KISAH Samuel itu adalah satu contoh bagaimana para agamawan dan pejuang sipil dapat mengambil tindak lanjut terhadap inisiatif tokoh-tokoh dan lembaga-lembaga agama yang menyerukan perang bersama melawan korupsi beberapa waktu lalu. Itu inisiatif yang sangat penting dan bisa menentukan masa depan negeri ini. Sayangnya, justru di saat kampanye pemilu lalu dan menjelang pilkada sekarang semangat para agamawan itu terasa kurang angin. Mungkin antara lain sebab kalangan agamawan sendiri punya pemikiran yang berbeda-beda mengenai keterlibatan mereka sebagai pemikir dan pejabat agama dalam hal keterlibatan dalam suatu gerakan politik.
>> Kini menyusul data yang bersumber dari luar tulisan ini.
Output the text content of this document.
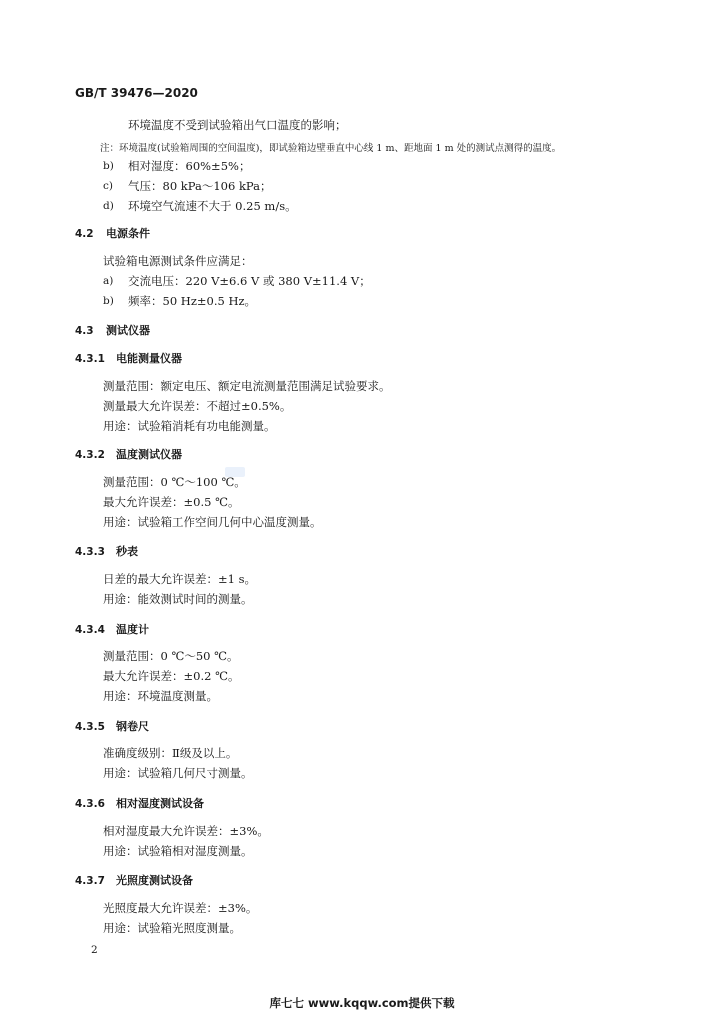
GB/T 39476—2020
环境温度不受到试验箱出气口温度的影响；
注：环境温度(试验箱周围的空间温度)，即试验箱边壁垂直中心线 1 m、距地面 1 m 处的测试点测得的温度。
b) 相对湿度：60%±5%；
c) 气压：80 kPa～106 kPa；
d) 环境空气流速不大于 0.25 m/s。
4.2 电源条件
试验箱电源测试条件应满足：
a) 交流电压：220 V±6.6 V 或 380 V±11.4 V；
b) 频率：50 Hz±0.5 Hz。
4.3 测试仪器
4.3.1 电能测量仪器
测量范围：额定电压、额定电流测量范围满足试验要求。
测量最大允许误差：不超过±0.5%。
用途：试验箱消耗有功电能测量。
4.3.2 温度测试仪器
测量范围：0 ℃～100 ℃。
最大允许误差：±0.5 ℃。
用途：试验箱工作空间几何中心温度测量。
4.3.3 秒表
日差的最大允许误差：±1 s。
用途：能效测试时间的测量。
4.3.4 温度计
测量范围：0 ℃～50 ℃。
最大允许误差：±0.2 ℃。
用途：环境温度测量。
4.3.5 钢卷尺
准确度级别：Ⅱ级及以上。
用途：试验箱几何尺寸测量。
4.3.6 相对湿度测试设备
相对湿度最大允许误差：±3%。
用途：试验箱相对湿度测量。
4.3.7 光照度测试设备
光照度最大允许误差：±3%。
用途：试验箱光照度测量。
2
库七七 www.kqqw.com提供下载
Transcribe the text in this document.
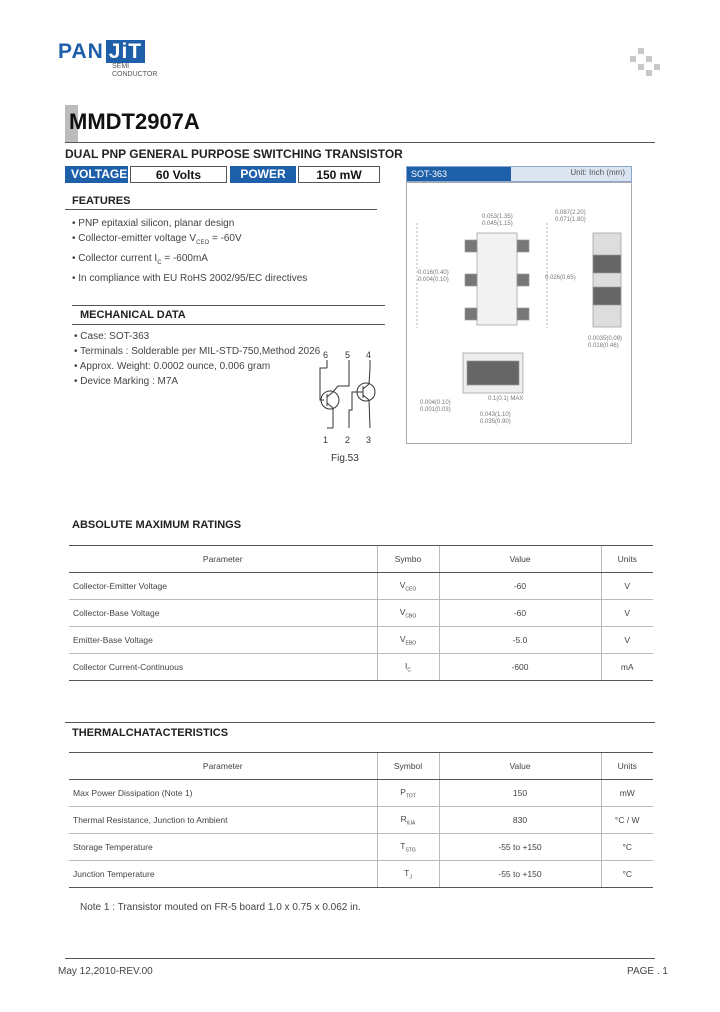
PAN JiT
SEMI
CONDUCTOR
MMDT2907A
DUAL PNP GENERAL PURPOSE SWITCHING TRANSISTOR
VOLTAGE	60 Volts	POWER	150 mW
FEATURES
• PNP epitaxial silicon, planar design
• Collector-emitter voltage $V_{CEO} = -60V$
• Collector current $I_C = -600mA$
• In compliance with EU RoHS 2002/95/EC directives
MECHANICAL DATA
• Case: SOT-363
• Terminals : Solderable per MIL-STD-750,Method 2026
• Approx. Weight: 0.0002 ounce, 0.006 gram
• Device Marking : M7A
6 5 4
1 2 3
Fig.53
SOT-363	Unit: Inch (mm)
0.053(1.35)
0.045(1.15)
0.087(2.20)
0.071(1.80)
0.016(0.40)
0.004(0.10)	0.026(0.65)
0.0035(0.09)
0.018(0.46)
0.1(0.1) MAX
0.004(0.10)
0.001(0.03)
0.043(1.10)
0.035(0.90)
ABSOLUTE MAXIMUM RATINGS
Parameter	Symbo	Value	Units
Collector-Emitter Voltage	$V_{CEO}$	-60	V
Collector-Base Voltage	$V_{CBO}$	-60	V
Emitter-Base Voltage	$V_{EBO}$	-5.0	V
Collector Current-Continuous	$I_C$	-600	mA
THERMALCHATACTERISTICS
Parameter	Symbol	Value	Units
Max Power Dissipation (Note 1)	$P_{TOT}$	150	mW
Thermal Resistance, Junction to Ambient	$R_{\theta JA}$	830	°C / W
Storage Temperature	$T_{STG}$	-55 to +150	°C
Junction Temperature	$T_J$	-55 to +150	°C
Note 1 : Transistor mouted on FR-5 board 1.0 x 0.75 x 0.062 in.
May 12,2010-REV.00	PAGE . 1
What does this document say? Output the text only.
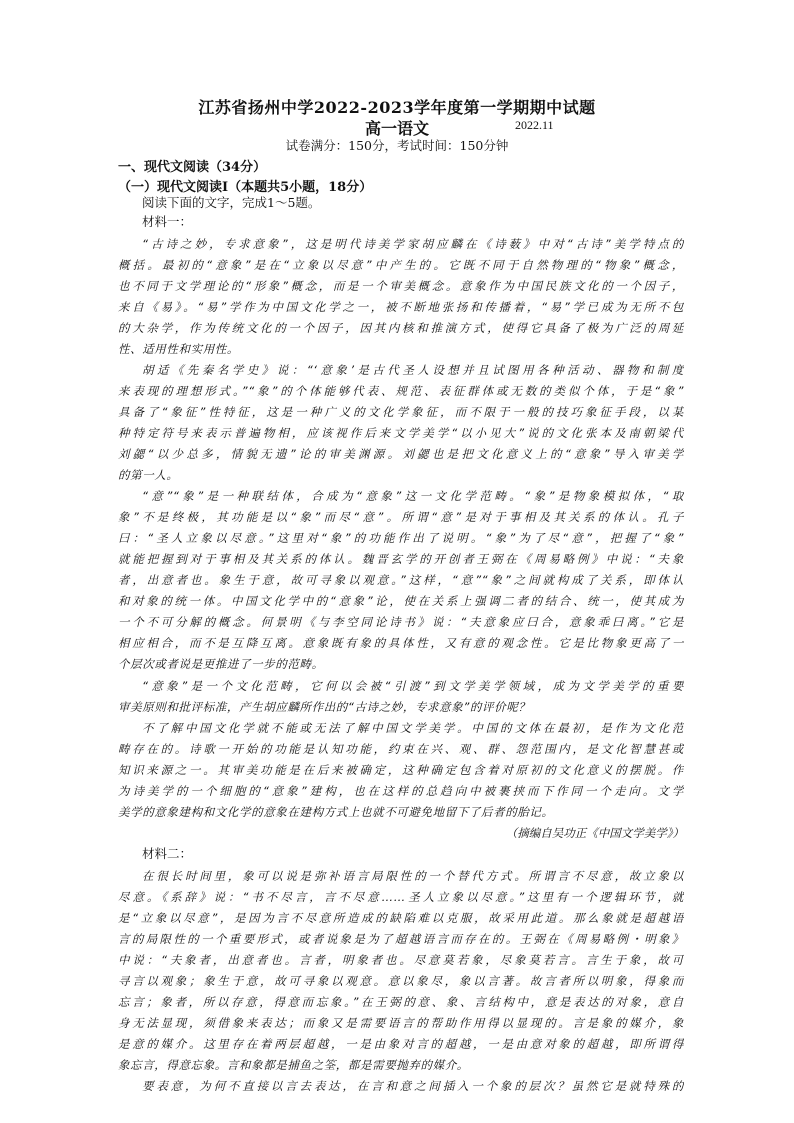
江苏省扬州中学2022-2023学年度第一学期期中试题
高一语文	2022.11
试卷满分：150分，考试时间：150分钟
一、现代文阅读（34分）
（一）现代文阅读Ⅰ（本题共5小题，18分）
阅读下面的文字，完成1～5题。
材料一：
“古诗之妙，专求意象”，这是明代诗美学家胡应麟在《诗薮》中对“古诗”美学特点的
概括。最初的“意象”是在“立象以尽意”中产生的。它既不同于自然物理的“物象”概念，
也不同于文学理论的“形象”概念，而是一个审美概念。意象作为中国民族文化的一个因子，
来自《易》。“易”学作为中国文化学之一，被不断地张扬和传播着，“易”学已成为无所不包
的大杂学，作为传统文化的一个因子，因其内核和推演方式，使得它具备了极为广泛的周延
性、适用性和实用性。
胡适《先秦名学史》说：“‘意象’是古代圣人设想并且试图用各种活动、器物和制度
来表现的理想形式。”“象”的个体能够代表、规范、表征群体或无数的类似个体，于是“象”
具备了“象征”性特征，这是一种广义的文化学象征，而不限于一般的技巧象征手段，以某
种特定符号来表示普遍物相，应该视作后来文学美学“以小见大”说的文化张本及南朝梁代
刘勰“以少总多，情貌无遗”论的审美渊源。刘勰也是把文化意义上的“意象”导入审美学
的第一人。
“意”“象”是一种联结体，合成为“意象”这一文化学范畴。“象”是物象模拟体，“取
象”不是终极，其功能是以“象”而尽“意”。所谓“意”是对于事相及其关系的体认。孔子
曰：“圣人立象以尽意。”这里对“象”的功能作出了说明。“象”为了尽“意”，把握了“象”
就能把握到对于事相及其关系的体认。魏晋玄学的开创者王弼在《周易略例》中说：“夫象
者，出意者也。象生于意，故可寻象以观意。”这样，“意”“象”之间就构成了关系，即体认
和对象的统一体。中国文化学中的“意象”论，使在关系上强调二者的结合、统一，使其成为
一个不可分解的概念。何景明《与李空同论诗书》说：“夫意象应曰合，意象乖曰离。”它是
相应相合，而不是互降互离。意象既有象的具体性，又有意的观念性。它是比物象更高了一
个层次或者说是更推进了一步的范畴。
“意象”是一个文化范畴，它何以会被“引渡”到文学美学领域，成为文学美学的重要
审美原则和批评标准，产生胡应麟所作出的“古诗之妙，专求意象”的评价呢？
不了解中国文化学就不能或无法了解中国文学美学。中国的文体在最初，是作为文化范
畴存在的。诗歌一开始的功能是认知功能，约束在兴、观、群、怨范围内，是文化智慧甚或
知识来源之一。其审美功能是在后来被确定，这种确定包含着对原初的文化意义的摆脱。作
为诗美学的一个细胞的“意象”建构，也在这样的总趋向中被裹挟而下作同一个走向。文学
美学的意象建构和文化学的意象在建构方式上也就不可避免地留下了后者的胎记。
（摘编自吴功正《中国文学美学》）
材料二：
在很长时间里，象可以说是弥补语言局限性的一个替代方式。所谓言不尽意，故立象以
尽意。《系辞》说：“书不尽言，言不尽意……圣人立象以尽意。”这里有一个逻辑环节，就
是“立象以尽意”，是因为言不尽意所造成的缺陷难以克服，故采用此道。那么象就是超越语
言的局限性的一个重要形式，或者说象是为了超越语言而存在的。王弼在《周易略例・明象》
中说：“夫象者，出意者也。言者，明象者也。尽意莫若象，尽象莫若言。言生于象，故可
寻言以观象；象生于意，故可寻象以观意。意以象尽，象以言著。故言者所以明象，得象而
忘言；象者，所以存意，得意而忘象。”在王弼的意、象、言结构中，意是表达的对象，意自
身无法显现，须借象来表达；而象又是需要语言的帮助作用得以显现的。言是象的媒介，象
是意的媒介。这里存在着两层超越，一是由象对言的超越，一是由意对象的超越，即所谓得
象忘言，得意忘象。言和象都是捕鱼之筌，都是需要抛弃的媒介。
要表意，为何不直接以言去表达，在言和意之间插入一个象的层次？虽然它是就特殊的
Di satu pihak, ada yang beranggapan bahwa urusan keagamaan adalah urusan yang berkaitan dengan wilayah-wilayah pribadi (private) semata. Bagi mereka, yang penting adalah bagaimana seseorang memelihara batin dan jiwa sendiri menghadapi dunia luar yang sering kali tidak berketuhanan. Yang penting adalah memelihara kemurnian dan kesucian diri seperti teratai berkembang indah di tengah kolam berlumpur. Mereka hanya ingin teratai tetap suci murni; tidak tertarik dalam usaha membersihkan kolam itu dari lumpur. Bagi mereka, menekuni doa pribadi mereka sendiri lebih penting daripada melawan peningkatan kebobrokan pemerintahan dan birokrasi sehari-hari. Argumen mereka adalah, "politik itu kotor", tidak pantas dilakoni orang-orang beragama yang (seharusnya) suci. Konsekuensinya, aktivitas politik, yang seharusnya menjadi instrumen utama kesejahteraan dan keadilan bagi rakyat, lantas dikuasai orang-orang kotor yang menghinakan rakyat.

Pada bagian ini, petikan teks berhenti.